Reed Elsevier Reports

Sir Crispin Davis noted that the sale of Harcourt was made on 'favorable terms' and it looks like the company will net over $2.0billion from this sale. Proceeds are said to be dividended to shareholders sometime next year. (In a related note, Pat Tierney the head of Harcourt will retire when the sale is completed).

The first half results as reported today were mixed with revenue flat but in excess of many analysts estimates. The company confirmed they are on target for a 10% increase in EPS. Revenues were up 6% and operating income up 10% in constant terms. All operating units performed consistently in revenue but Lexis Nexis lead the group in operating income growth of 13% and Business Information lagged at 7%. (The company is impacted by the weak dollar and taking into account currency changes total revenue growth was only 1% ).

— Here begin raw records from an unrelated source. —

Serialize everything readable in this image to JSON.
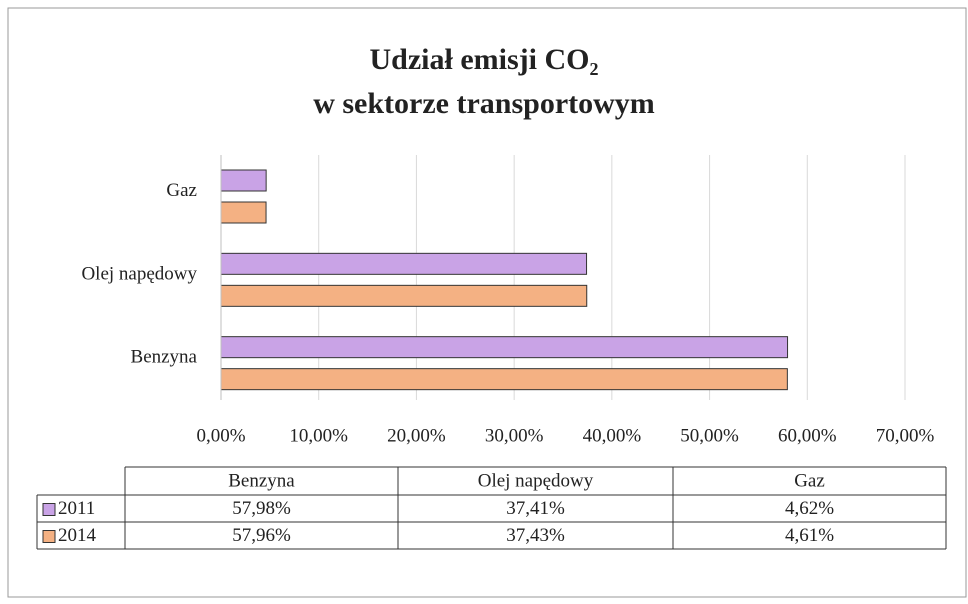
{
  "chart_data": {
    "type": "barh",
    "title": [
      "Udział emisji CO₂",
      "w sektorze transportowym"
    ],
    "categories": [
      "Benzyna",
      "Olej napędowy",
      "Gaz"
    ],
    "series": [
      {
        "name": "2011",
        "color": "#c9a3e6",
        "values": [
          57.98,
          37.41,
          4.62
        ],
        "value_labels": [
          "57,98%",
          "37,41%",
          "4,62%"
        ]
      },
      {
        "name": "2014",
        "color": "#f4b183",
        "values": [
          57.96,
          37.43,
          4.61
        ],
        "value_labels": [
          "57,96%",
          "37,43%",
          "4,61%"
        ]
      }
    ],
    "xlim": [
      0,
      70
    ],
    "xticks": [
      {
        "value": 0,
        "label": "0,00%"
      },
      {
        "value": 10,
        "label": "10,00%"
      },
      {
        "value": 20,
        "label": "20,00%"
      },
      {
        "value": 30,
        "label": "30,00%"
      },
      {
        "value": 40,
        "label": "40,00%"
      },
      {
        "value": 50,
        "label": "50,00%"
      },
      {
        "value": 60,
        "label": "60,00%"
      },
      {
        "value": 70,
        "label": "70,00%"
      }
    ],
    "grid": true,
    "data_table": true
  }
}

  • Elsevier: good momentum, strong renewals, good book revenue, growing online sales
  • Lexis: positive outlook, good demand for online services and total solutions, and risk and analytics
  • Business Information: cycling in of biennial shows, online revenue growth more than off-setting declines in print.
The company sees a positive market environment and good business momentum across all its businesses which will drive the EPS growth. Additionally, they have a renewed initiative on cost reductions across the businesses and have hired senior level managers to support particular initiatives.

Other highlights:
  • Digital revenues are on target to represent 45% of total revenue
  • To focus on additional cost efficencies the company has hired c-level positions in outsourcing, procurement and technology
  • Davis commented to journalists that the company rejected a P/E approach for the business information division in 2006. The unit could be worth over $2.0bill
  • Davis also said he continues to look for acquisitions and is particularly interested in those over $100mm.